« Petit Blanc » était l’expression qui s’appliquait à l’Européen pauvre des colonies. Aujourd’hui, l’expression recouvre une tout autre réalité : misères sociale et morale combinées, sur fond d’indifférence universelle. Il s’agit du Français « de souche » précaire, vivant en milieu rural ou en zone périurbaine. Ce laissé-pour-compte du discours politique (hormis celui des extrêmes de Mélenchon et de Marine Le Pen) est aussi bien invisible du citadin aguerri à la culture mondialisée que voué au mépris voire à la haine des populations immigrées, voyant en lui le représentant dégénéré de l’ex-puissance coloniale. Aux Etats-Unis, où le « melting-pot » - autrement dit, le communautarisme assumé - est la règle, les termes white trash, « déchet blanc », sont utilisés pour désigner ces Blancs plus pauvres que les Noirs et les Latinos, ces Blancs qui ont raté le coche du progrès social.

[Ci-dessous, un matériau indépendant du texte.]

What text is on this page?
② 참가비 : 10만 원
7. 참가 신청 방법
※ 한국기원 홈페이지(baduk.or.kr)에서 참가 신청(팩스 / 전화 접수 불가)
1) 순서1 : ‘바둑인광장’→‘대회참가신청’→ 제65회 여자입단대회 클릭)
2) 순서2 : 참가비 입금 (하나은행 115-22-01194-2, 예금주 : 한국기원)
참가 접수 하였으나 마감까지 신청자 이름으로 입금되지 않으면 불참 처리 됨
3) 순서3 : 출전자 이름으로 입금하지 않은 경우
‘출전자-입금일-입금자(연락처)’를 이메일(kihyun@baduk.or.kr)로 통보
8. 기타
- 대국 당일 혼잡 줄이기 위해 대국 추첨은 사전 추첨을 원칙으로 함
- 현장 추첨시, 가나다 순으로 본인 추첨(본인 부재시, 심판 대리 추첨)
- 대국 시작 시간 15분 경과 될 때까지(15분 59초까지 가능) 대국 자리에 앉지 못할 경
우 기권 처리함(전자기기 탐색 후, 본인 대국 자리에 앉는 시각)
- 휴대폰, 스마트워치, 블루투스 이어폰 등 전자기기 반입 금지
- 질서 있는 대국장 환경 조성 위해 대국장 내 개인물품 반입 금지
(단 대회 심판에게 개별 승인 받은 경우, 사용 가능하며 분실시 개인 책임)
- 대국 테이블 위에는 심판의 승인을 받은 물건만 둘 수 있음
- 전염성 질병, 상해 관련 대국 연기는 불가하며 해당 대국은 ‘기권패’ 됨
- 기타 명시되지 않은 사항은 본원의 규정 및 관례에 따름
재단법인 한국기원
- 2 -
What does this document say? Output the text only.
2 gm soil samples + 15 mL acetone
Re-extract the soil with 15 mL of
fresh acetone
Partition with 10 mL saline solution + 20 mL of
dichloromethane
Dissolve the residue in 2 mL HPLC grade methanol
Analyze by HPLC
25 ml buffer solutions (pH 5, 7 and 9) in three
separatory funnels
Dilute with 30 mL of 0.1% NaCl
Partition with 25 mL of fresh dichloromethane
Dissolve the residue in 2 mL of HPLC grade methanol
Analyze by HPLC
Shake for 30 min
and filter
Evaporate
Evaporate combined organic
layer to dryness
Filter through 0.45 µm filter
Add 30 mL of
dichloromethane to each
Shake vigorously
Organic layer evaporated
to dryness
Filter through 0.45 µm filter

Si, en France, la référence à la couleur de la peau peut choquer le bien-pensant ayant biberonné au catéchisme égalitaire et intégrationniste de la République, elle traduit une réalité tout à fait concrète sur le terrain - la racialisation d’une société dont on a oublié les défavorisés caucasiens et qui forment à présent une classe de personnes éjectées du système. Aymeric Patricot a fait ce « voyage dans la France d’en bas ». Son livre, Lespetits Blancs, est l’un des premiers titres de la nouvelle maison d’édition Plein jour consacrée aux « documents littéraires ».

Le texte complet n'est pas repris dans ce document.